Bobby hanya bisa menggerak-gerakkan bibir, tak mampu menanggapi ketika Quitta sudah melontarkan bahasa demikian. Alo menoleh, lupa jika sedang berpapasan dengan mantan istri kontraknya di masa lalu. Tertarik dengan narasumber yang begitu lancang menjelaskan status di depan semua orang.

“Ke sini untuk bertemu aku, ‘kan?” Gadis itu masih tak peduli dengan reaksi semua orang, “Ikut aku.”

Alo tak memiliki pilihan, semakin dia menunjukkan rasa bersalah di hadapan Anya, semua orang akan bergosip setelah ini. Pria itu akhirnya mengikuti gadis berseragam putih abu-abu tersebut, menjauh dari rombongan. Bobby menghela napas, menunduk penuh rasa bersalah di hadapan donatur.

“Siapa gadis itu?” tanya Anya dengan nada kecewa, kejutan bertemu Alo mendadak menjelma momen menyebalkan.

“Maaf, Bu. Saya akan menegurnya, apa Ibu ingin lelaki tadi dipanggil?” Bobby mengambil alih sebelum wakil kepala sekolah menanggapi, dia tak mau Quitta dalam masalah besar.

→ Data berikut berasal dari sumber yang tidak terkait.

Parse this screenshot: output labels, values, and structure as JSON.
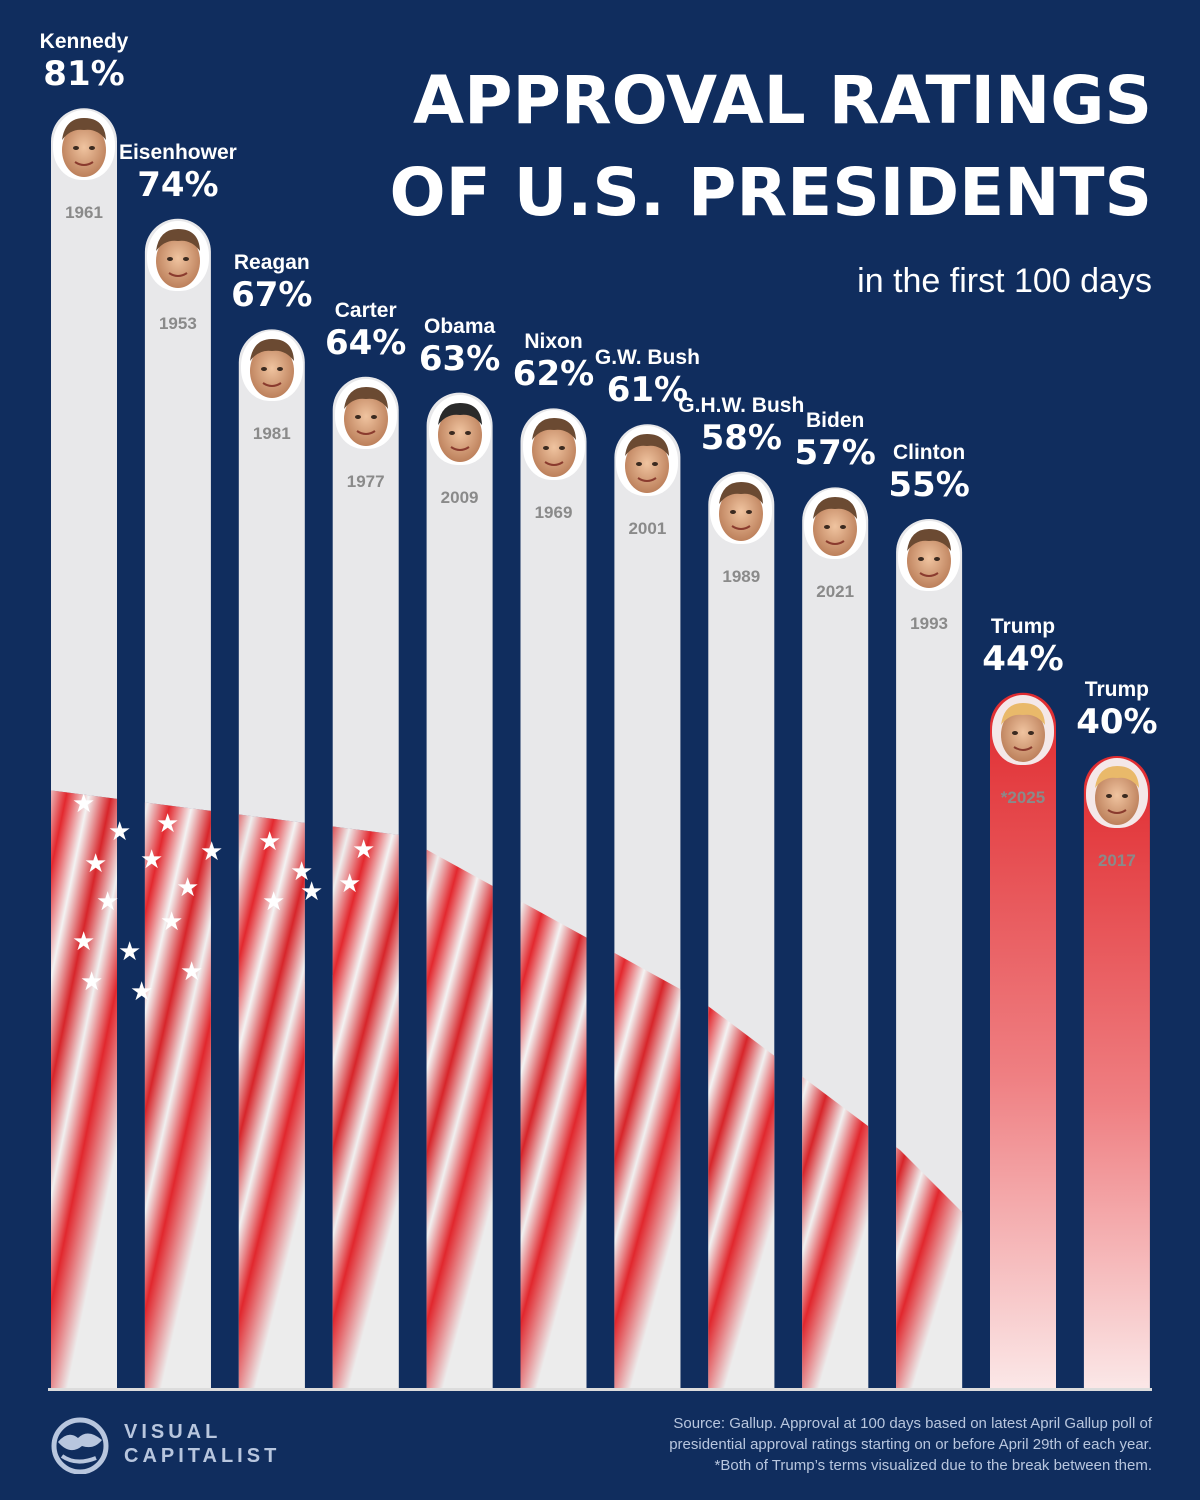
{
  "header": {
    "title_line1": "APPROVAL RATINGS",
    "title_line2": "OF U.S. PRESIDENTS",
    "subtitle": "in the first 100 days"
  },
  "colors": {
    "background": "#102d5e",
    "bar_default": "#e8e8ea",
    "bar_highlight": "#e43a3c",
    "year_text": "#8a8a8a"
  },
  "chart_data": {
    "type": "bar",
    "title": "APPROVAL RATINGS OF U.S. PRESIDENTS",
    "subtitle": "in the first 100 days",
    "unit": "%",
    "ylim": [
      0,
      100
    ],
    "grid": false,
    "categories": [
      "Kennedy",
      "Eisenhower",
      "Reagan",
      "Carter",
      "Obama",
      "Nixon",
      "G.W. Bush",
      "G.H.W. Bush",
      "Biden",
      "Clinton",
      "Trump",
      "Trump"
    ],
    "values": [
      81,
      74,
      67,
      64,
      63,
      62,
      61,
      58,
      57,
      55,
      44,
      40
    ],
    "value_labels": [
      "81%",
      "74%",
      "67%",
      "64%",
      "63%",
      "62%",
      "61%",
      "58%",
      "57%",
      "55%",
      "44%",
      "40%"
    ],
    "years": [
      "1961",
      "1953",
      "1981",
      "1977",
      "2009",
      "1969",
      "2001",
      "1989",
      "2021",
      "1993",
      "*2025",
      "2017"
    ],
    "highlighted": [
      false,
      false,
      false,
      false,
      false,
      false,
      false,
      false,
      false,
      false,
      true,
      true
    ]
  },
  "footer": {
    "logo_line1": "VISUAL",
    "logo_line2": "CAPITALIST",
    "source_line1": "Source: Gallup. Approval at 100 days based on latest April Gallup poll of",
    "source_line2": "presidential approval ratings starting on or before April 29th of each year.",
    "source_line3": "*Both of Trump’s terms visualized due to the break between them."
  }
}
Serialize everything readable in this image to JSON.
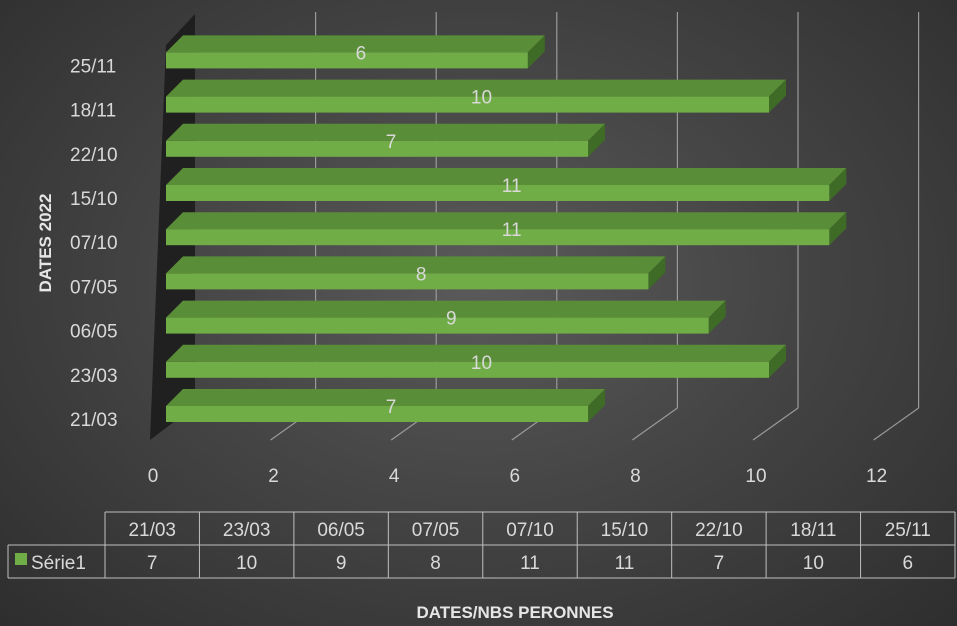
{
  "chart_data": {
    "type": "bar",
    "orientation": "horizontal",
    "style": "3d",
    "categories": [
      "21/03",
      "23/03",
      "06/05",
      "07/05",
      "07/10",
      "15/10",
      "22/10",
      "18/11",
      "25/11"
    ],
    "series": [
      {
        "name": "Série1",
        "values": [
          7,
          10,
          9,
          8,
          11,
          11,
          7,
          10,
          6
        ],
        "color": "#70ad47"
      }
    ],
    "xlim": [
      0,
      12
    ],
    "x_ticks": [
      0,
      2,
      4,
      6,
      8,
      10,
      12
    ],
    "ylabel": "DATES 2022",
    "xlabel": "DATES/NBS PERONNES",
    "data_labels": true,
    "grid": true,
    "data_table": true,
    "legend": "in-data-table"
  }
}
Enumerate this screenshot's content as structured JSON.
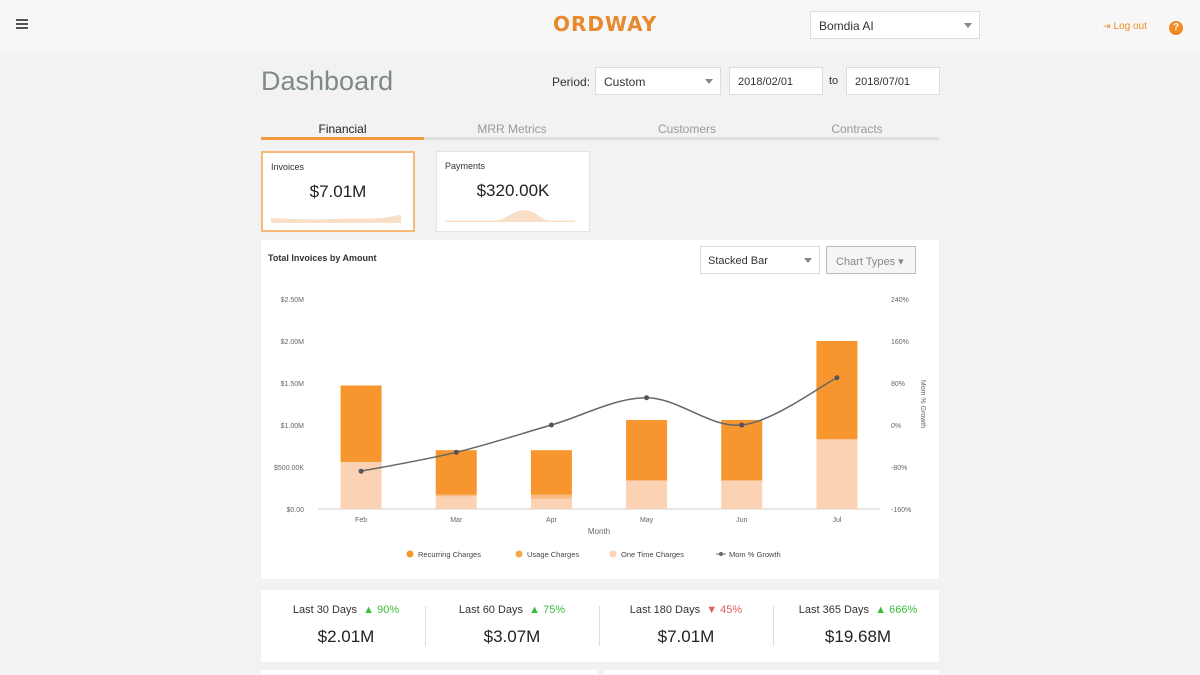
{
  "header": {
    "logo": "ORDWAY",
    "company": "Bomdia AI",
    "logout_label": "Log out",
    "logout_icon": "⇥",
    "help_label": "?"
  },
  "page": {
    "title": "Dashboard",
    "period_label": "Period:",
    "period_value": "Custom",
    "date_from": "2018/02/01",
    "to_label": "to",
    "date_to": "2018/07/01"
  },
  "tabs": [
    {
      "label": "Financial",
      "active": true
    },
    {
      "label": "MRR Metrics",
      "active": false
    },
    {
      "label": "Customers",
      "active": false
    },
    {
      "label": "Contracts",
      "active": false
    }
  ],
  "summary_cards": [
    {
      "label": "Invoices",
      "value": "$7.01M",
      "selected": true
    },
    {
      "label": "Payments",
      "value": "$320.00K",
      "selected": false
    }
  ],
  "chart_panel": {
    "title": "Total Invoices by Amount",
    "chart_type_value": "Stacked Bar",
    "chart_types_label": "Chart Types ▾"
  },
  "chart_data": {
    "type": "bar",
    "stacked": true,
    "categories": [
      "Feb",
      "Mar",
      "Apr",
      "May",
      "Jun",
      "Jul"
    ],
    "xlabel": "Month",
    "ylabel": "",
    "y2label": "Mom % Growth",
    "ylim": [
      0,
      2500000
    ],
    "y2lim": [
      -160,
      240
    ],
    "yticks": [
      "$0.00",
      "$500.00K",
      "$1.00M",
      "$1.50M",
      "$2.00M",
      "$2.50M"
    ],
    "y2ticks": [
      "-160%",
      "-80%",
      "0%",
      "80%",
      "160%",
      "240%"
    ],
    "series": [
      {
        "name": "One Time Charges",
        "color": "#fbd2b4",
        "values": [
          560000,
          150000,
          120000,
          340000,
          340000,
          830000
        ]
      },
      {
        "name": "Usage Charges",
        "color": "#f8bb84",
        "values": [
          0,
          20000,
          50000,
          0,
          0,
          0
        ]
      },
      {
        "name": "Recurring Charges",
        "color": "#f7962e",
        "values": [
          910000,
          530000,
          530000,
          720000,
          720000,
          1170000
        ]
      }
    ],
    "line_series": {
      "name": "Mom % Growth",
      "color": "#666666",
      "axis": "right",
      "values": [
        -88,
        -52,
        0,
        52,
        0,
        90
      ]
    },
    "legend": [
      {
        "name": "Recurring Charges",
        "color": "#f7962e",
        "shape": "dot"
      },
      {
        "name": "Usage Charges",
        "color": "#f8a54a",
        "shape": "dot"
      },
      {
        "name": "One Time Charges",
        "color": "#fbd2b4",
        "shape": "dot"
      },
      {
        "name": "Mom % Growth",
        "color": "#666666",
        "shape": "line"
      }
    ],
    "legend_position": "bottom-center",
    "grid": false
  },
  "stats": [
    {
      "label": "Last 30 Days",
      "change": "▲ 90%",
      "direction": "up",
      "value": "$2.01M"
    },
    {
      "label": "Last 60 Days",
      "change": "▲ 75%",
      "direction": "up",
      "value": "$3.07M"
    },
    {
      "label": "Last 180 Days",
      "change": "▼ 45%",
      "direction": "down",
      "value": "$7.01M"
    },
    {
      "label": "Last 365 Days",
      "change": "▲ 666%",
      "direction": "up",
      "value": "$19.68M"
    }
  ]
}
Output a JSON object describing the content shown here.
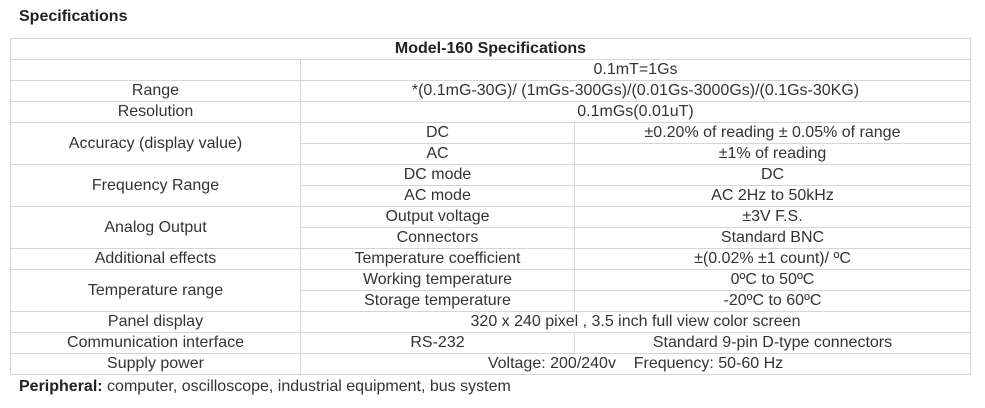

Gadis itu memang memiliki masalah dengan sikap, selalu diburu guru lain untuk dihakimi.

“Pak Bobby mau membelanya lagi?” cetus Pak Temmy yang memang sangat kesal dengan tingkah laku Quitta, “Jangan hanya karena dia putri ….”

Pria itu tak berani melanjutkan kalimat karena teringat dengan nama ayah Quitta, kembali terdiam sambil tertunduk. Siapa yang akan menyentuh gadis tersebut? Jofan Dastarasta merupakan pemilik yayasan, yang artinya sekolah ini pun kepunyaan si Pembuat Onar.

“Putri Jofan Dastarasta?” ulang Anya teringat sesuatu mengenai nama tersebut, “Ibunya Bimby Princessyaila?”

“Benar, dia putri pemilik sekolah ini.” Bobby menegaskan sembari membungkuk, tak nyaman telah membuat masa lalu Anya disinggung.

“Quitta Jofany?” tanyanya sekali lagi memastikan nama gadis tadi, Bobby mengangguk membenarkan. Pria tersebut mengernyit saat Anya membuka mulut, senyum tak nyaman itu menunjukkan bahasa berbeda.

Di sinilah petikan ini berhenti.